Broncalo volvió la cabeza hacia Alfonzo.

—Eso depende de cómo ande el mercado laboral en esos momentos —replicó—. Papá siempre dice que si ves a un hombre en apuros tienes que echarle una mano… dejando bien claro lo que esperas conseguir a cambio antes, claro. ¿Qué tal te va lo de ser rey?

Teppic se lo explicó. Broncalo le escuchó con mucha atención mientras hacía girar el vino dentro de su copa.

—Conque así están las cosas, ¿eh? —dijo cuando Teppic hubo terminado de hablar—. Nos hemos enterado de que va a haber guerra, y por eso zarparemos en cuanto amanezca.

—No te culpo —dijo Teppic.

—No me has entendido. Tenemos que organizar los futuros intercambios comerciales.

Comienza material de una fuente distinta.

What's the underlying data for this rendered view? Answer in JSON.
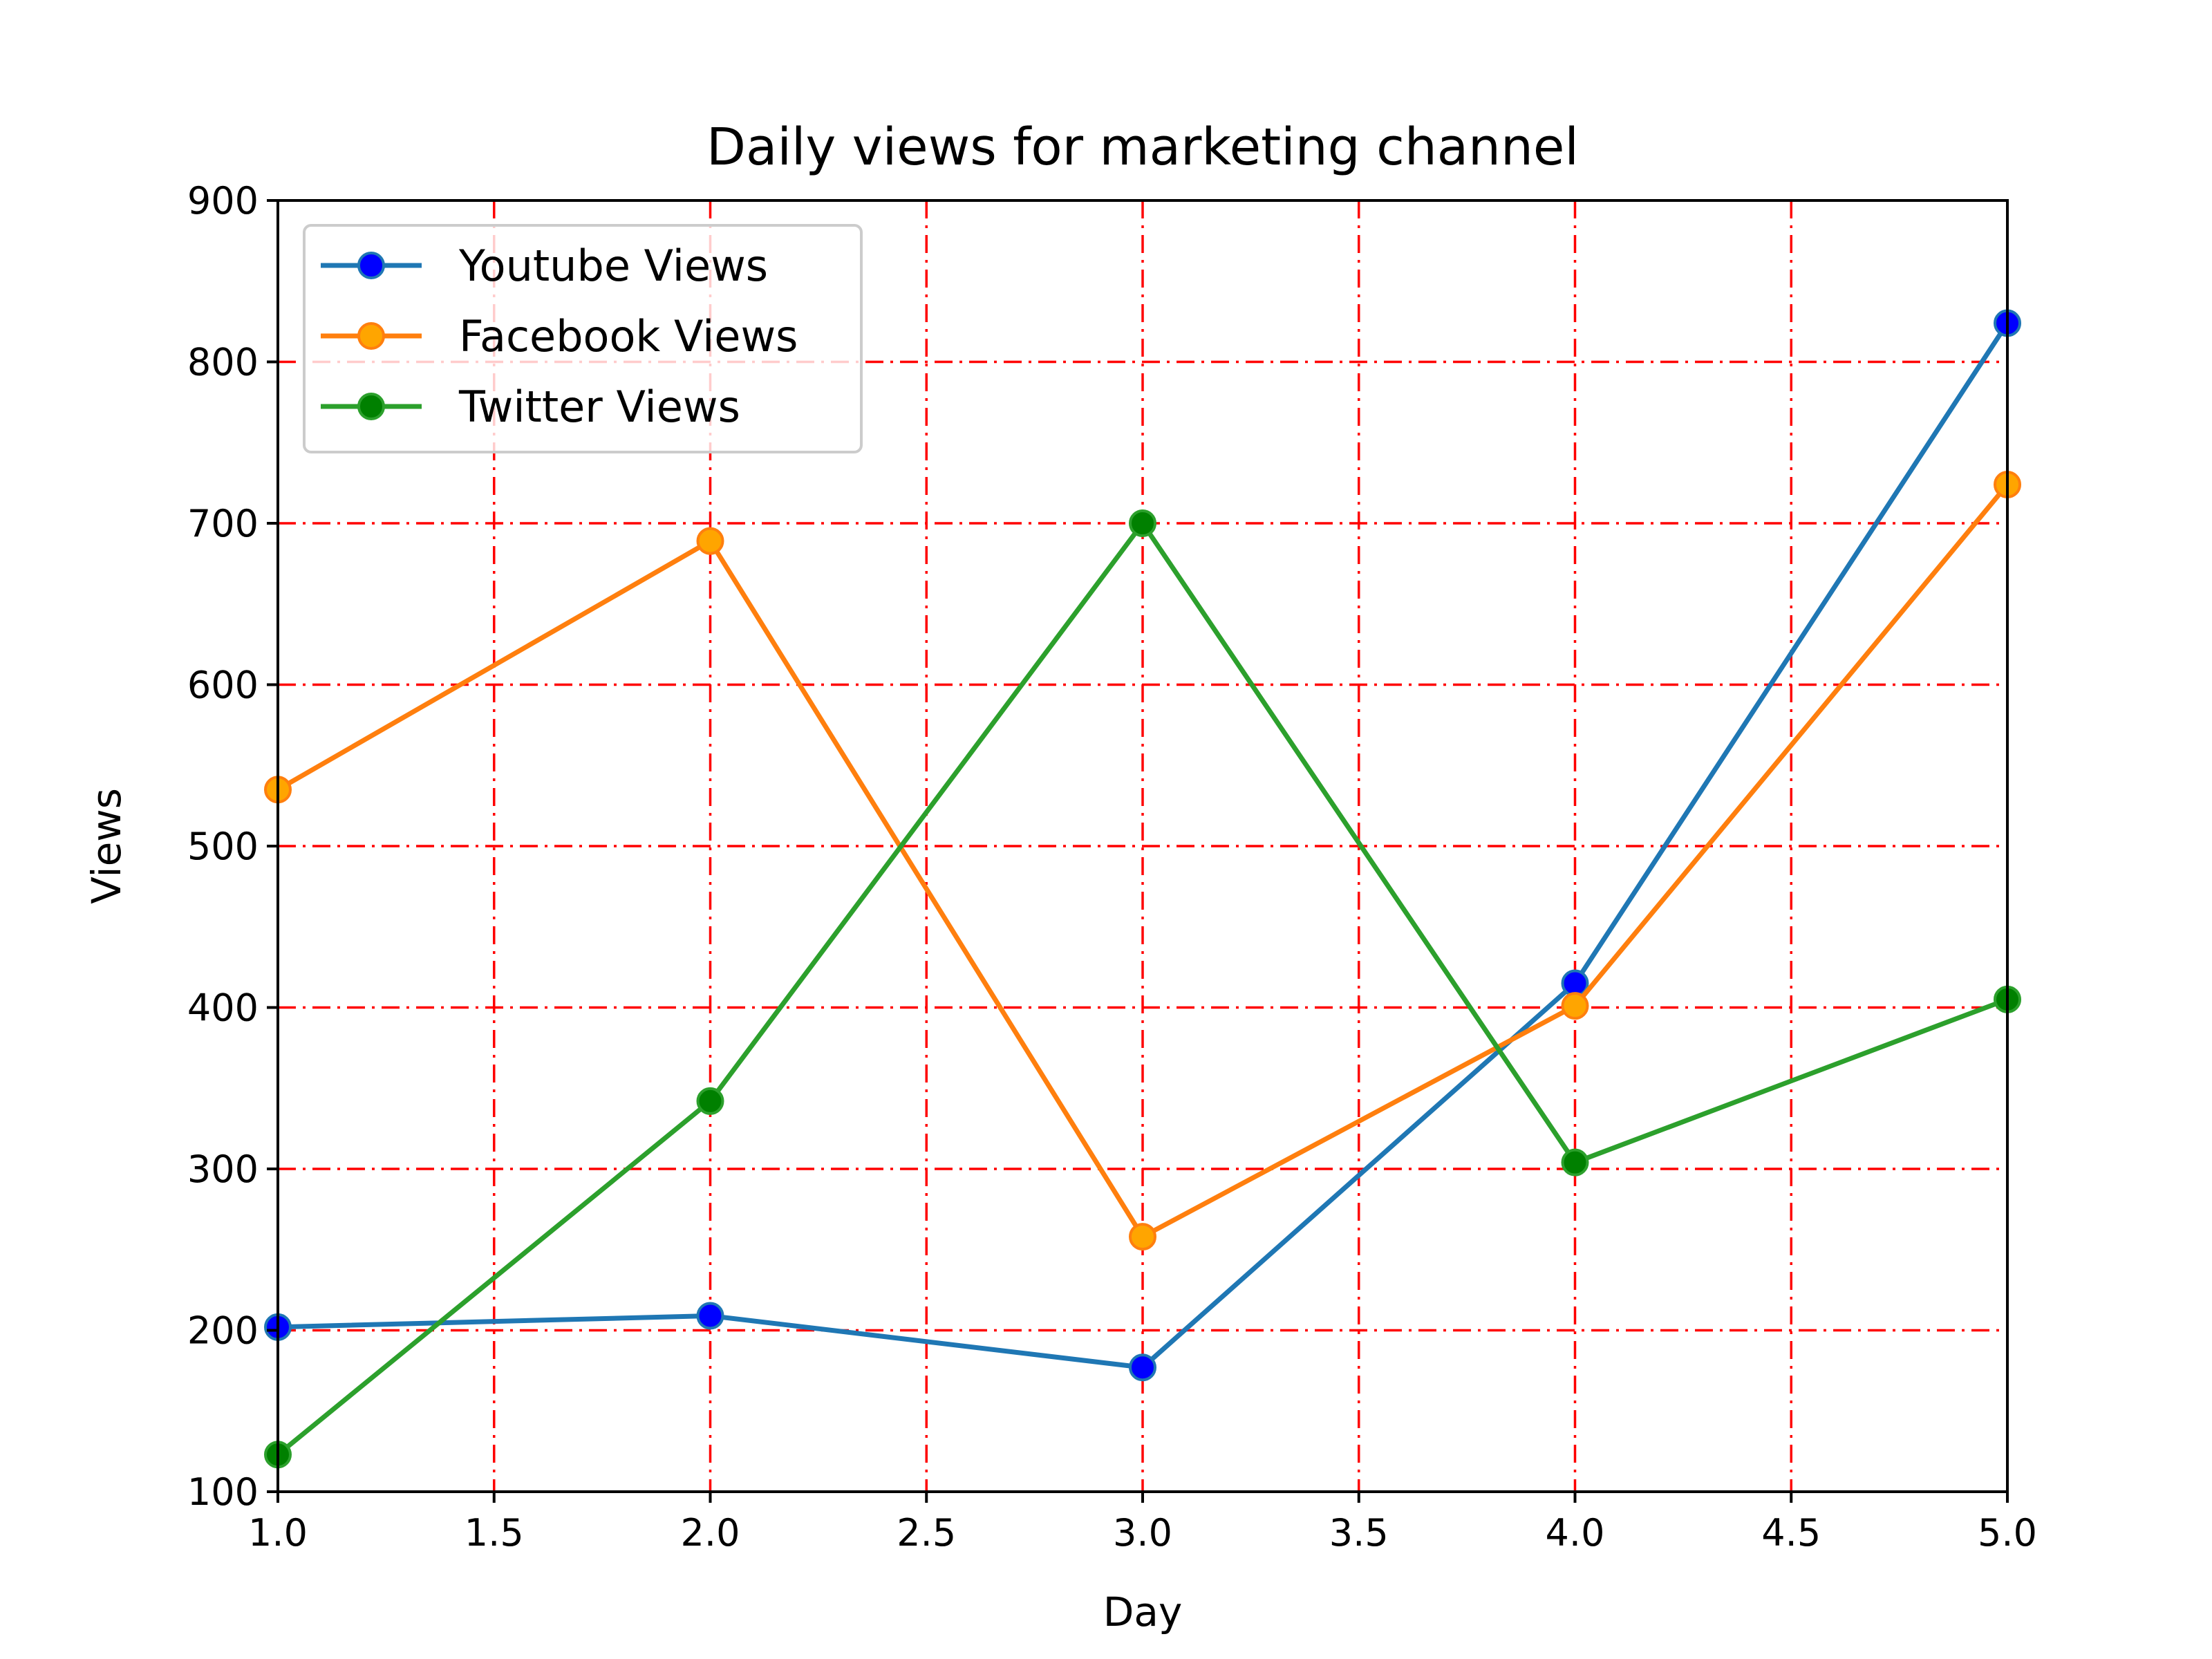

Con los dos bandos, naturalmente, ya que somos estrictamente imparciales. Las armas que fabrican en este continente son asombrosas, créeme. De lo más peligroso que he visto… Por cierto, creo que deberíais venir con nosotros. Eres una persona muy valiosa.

—Nunca me he sentido menos valioso que ahora —dijo Teppic con voz abatida. Broncalo puso cara de asombro.